Nelson elected Deb Kozak as its first female mayor, leaving Trail and Warfield as the only places that have never had a woman serve as mayor. However, there were encouraging signs on both of those fronts: for the first time, three women were elected to Trail council — Lisa Pasin, Carol Dobie, and incumbent Eleanor Gattafoni Robinson — and for the second time, a woman topped the polls (Pasin). Only one woman — Dianne Langman — ran in Warfield, but she also finished at the top.
Rossland elected its second female mayor in Kathy Moore, although she will be the lone female on council, as fellow mayoral challenger Jill Spearn was the only other woman in the race. Rossland’s loss of three women from council will be the highest drop of any local municipality.
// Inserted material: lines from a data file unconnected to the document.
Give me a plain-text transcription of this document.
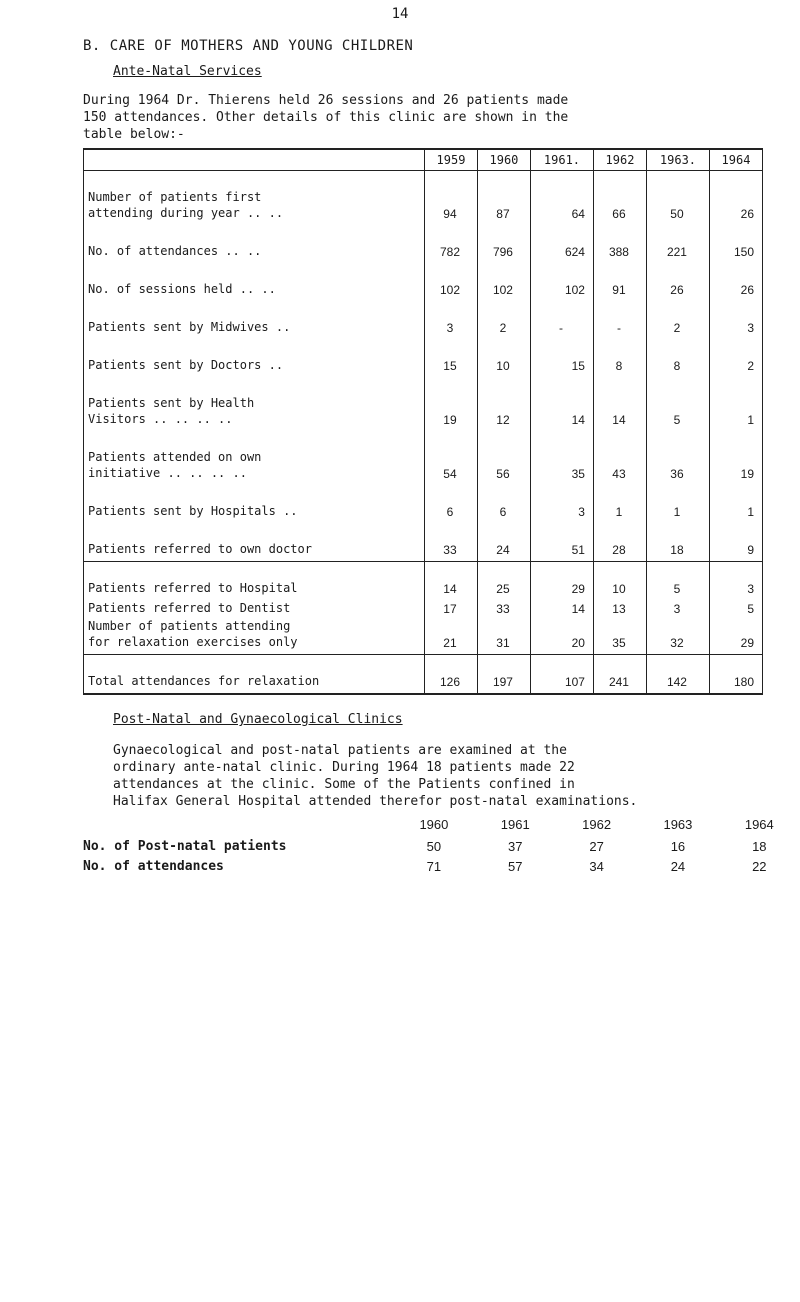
14
B. CARE OF MOTHERS AND YOUNG CHILDREN
Ante-Natal Services
During 1964 Dr. Thierens held 26 sessions and 26 patients made
150 attendances. Other details of this clinic are shown in the
table below:-
	1959	1960	1961.	1962	1963.	1964
Number of patients first
attending during year .. ..	94	87	64	66	50	26
No. of attendances .. ..	782	796	624	388	221	150
No. of sessions held .. ..	102	102	102	91	26	26
Patients sent by Midwives ..	3	2	-	-	2	3
Patients sent by Doctors ..	15	10	15	8	8	2
Patients sent by Health
Visitors .. .. .. ..	19	12	14	14	5	1
Patients attended on own
initiative .. .. .. ..	54	56	35	43	36	19
Patients sent by Hospitals ..	6	6	3	1	1	1
Patients referred to own doctor	33	24	51	28	18	9
Patients referred to Hospital	14	25	29	10	5	3
Patients referred to Dentist	17	33	14	13	3	5
Number of patients attending
for relaxation exercises only	21	31	20	35	32	29
Total attendances for relaxation	126	197	107	241	142	180
Post-Natal and Gynaecological Clinics
Gynaecological and post-natal patients are examined at the
ordinary ante-natal clinic. During 1964 18 patients made 22
attendances at the clinic. Some of the Patients confined in
Halifax General Hospital attended therefor post-natal examinations.
	1960	1961	1962	1963	1964
No. of Post-natal patients	50	37	27	16	18
No. of attendances	71	57	34	24	22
On the flip side, Grand Forks saw the greatest increase, going from one woman in 2011 to four in 2014.
New Denver mayor Ann Bunka and Fruitvale mayor Patricia Cecchini were both returned by acclamation, while Nakusp mayor Karen Hamling was re-elected. During the next term, Hamling will become the village’s longest serving mayor, beating former mayor Rosemarie Johnson’s record of 12 years.
Meanwhile, Kaslo elected its second woman mayor in longtime councillor Suzan Hewat and Slocan elected its fourth in Jessica Lunn, who narrowly defeated fellow incumbent councillor Hillary Elliott. For the last two terms, Slocan has had an all-female council. That streak has been broken, but women will still hold a majority of seats.
The greatest number of elected women are in Nelson and Grand Forks, with four each, while the fewest are in Midway, Rossland, Salmo, and Warfield, with one each. While it took Nelson 96 years to elect a woman as mayor after they became eligible to run, women have formed a majority on council since 2008.
Seven women secured seats as regional district directors this time, up from five in 2011, while 18 were elected school trustees, down from 21.